I’ve been very fond of the R610 and R620 solutions, and it looks like the R630 is a winner.  (More details at http://www.dell.com/us/business/p/poweredge-r630/pd).  I love to put these up against blade solutions, where density is important.  Yes, R730’s could be used in a 2U form factor, but if your other option is a blade server, truly you’re competing with a 1U highly dense server.  Let’s look at what you can do with an R630:

  • 2x Intel E5-2660 v3 10 Core/ 12 Thread CPU @ 2.6GHz and 105W.  Personally I’d prefer to use the E5-2650L v3 12c/24T, but at 1.8GHz I’ve run into too many pieces of software that ‘care’ about the speed of the CPU (I’m looking at you Cisco, with your WebEx/UC solutions that demand more CPU that it ever actually uses, and is barely supported in a virtual environment) that makes me want to suggest a higher GHz CPU
  • 24x 16GB DDR4 for 384GB total
  • Chassis with up to 24x 1.8” SSD.  Likely I wouldn’t use this, but one with the 10x 2.5” chassis and no optical.  But just imagine 24x 1.8” 200GB SSD’s as a VSAN….
  • 1x 120GB SSD – can’t hurt to have one around for VFRC or PernixData type solutions, and the configurator makes you pick at least one HDD.  At $260, with warranty, why not. 
  • 1x PERC H330 – don’t need anything fancy if we intend to be diskless
  • 4x Broadcom 57840S 10GbE SFP+ onboard, or upgrade to Emulex OneConnect OCm14104-U1-D port for $80 more (here’s hoping they’re better than they are in IBM servers, but I blame the IBM UEFI implementation for that)
  • Dual Hot Plug 750W Power Supply
  • Dual SD with 16GB SD cards and ESXi embedded
  • iDRAC8 Enterprise with vFlash 16GB
  • 3 Year Warranty

Web price comes to $18,162, and I’ve seen customers get 30-40% depending on time of  year, etc.  So let’s suggest 35% – That’s $12,000 or so for 20 cores, 384GB, and 4x 10GbE.  That’s a hell of a server in 1U.  24 months ago, I bought similar R620’s with 16 cores, 256GB, 2x 10GbE LOM for $9700 – and these would get significantly better performance as those weren’t even v2 E5’s vs v1’s.  Also so much better than 12-16 DIMM slot blade servers that just don’t get any real density!

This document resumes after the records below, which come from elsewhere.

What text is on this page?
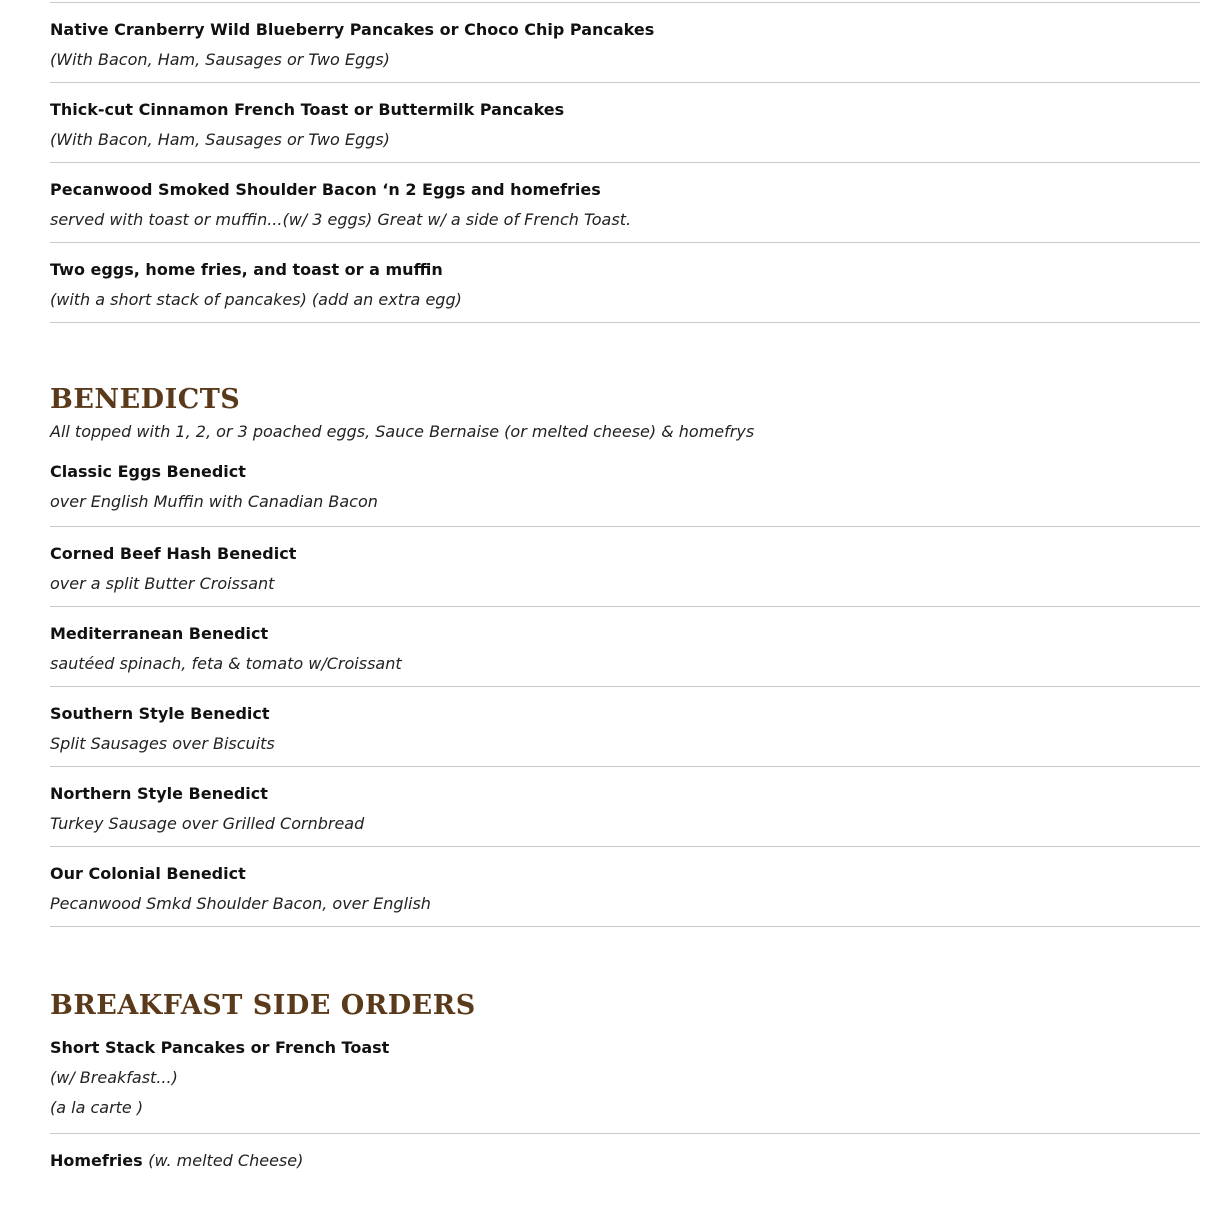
Native Cranberry Wild Blueberry Pancakes or Choco Chip Pancakes
(With Bacon, Ham, Sausages or Two Eggs)
Thick-cut Cinnamon French Toast or Buttermilk Pancakes
(With Bacon, Ham, Sausages or Two Eggs)
Pecanwood Smoked Shoulder Bacon ‘n 2 Eggs and homefries
served with toast or muffin...(w/ 3 eggs) Great w/ a side of French Toast.
Two eggs, home fries, and toast or a muffin
(with a short stack of pancakes) (add an extra egg)
BENEDICTS
All topped with 1, 2, or 3 poached eggs, Sauce Bernaise (or melted cheese) & homefrys
Classic Eggs Benedict
over English Muffin with Canadian Bacon
Corned Beef Hash Benedict
over a split Butter Croissant
Mediterranean Benedict
sautéed spinach, feta & tomato w/Croissant
Southern Style Benedict
Split Sausages over Biscuits
Northern Style Benedict
Turkey Sausage over Grilled Cornbread
Our Colonial Benedict
Pecanwood Smkd Shoulder Bacon, over English
BREAKFAST SIDE ORDERS
Short Stack Pancakes or French Toast
(w/ Breakfast...)
(a la carte )
Homefries (w. melted Cheese)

Now if you’re doing any sort of VSAN, or even just have local reasons to want DAS solutions, check out the R730XD server – especially this one:

At first glance, I thought “great, another 8x 3.5” chassis, with wasted space for vents”.  Look closer.  The top 1/3 is 18x 1.8” SSD.  Granted, at some point your PCIe based RAID controller would be your bottleneck, I’m sure, vs PCIe SSD’s – but that’s largely for throughput and not IOPS.  I have no doubt that the above solution could drive a ton of performance.  It is a bit of a shame they can still only drive 2x NVidia K2 Grid cards, but that’s largely a problem with 2U servers in general.  Still, if it could have done 3… that would have been even more amazing.

I can’t wait to get my hands on some of these, I’m pretty excited to actually get to use some of these features!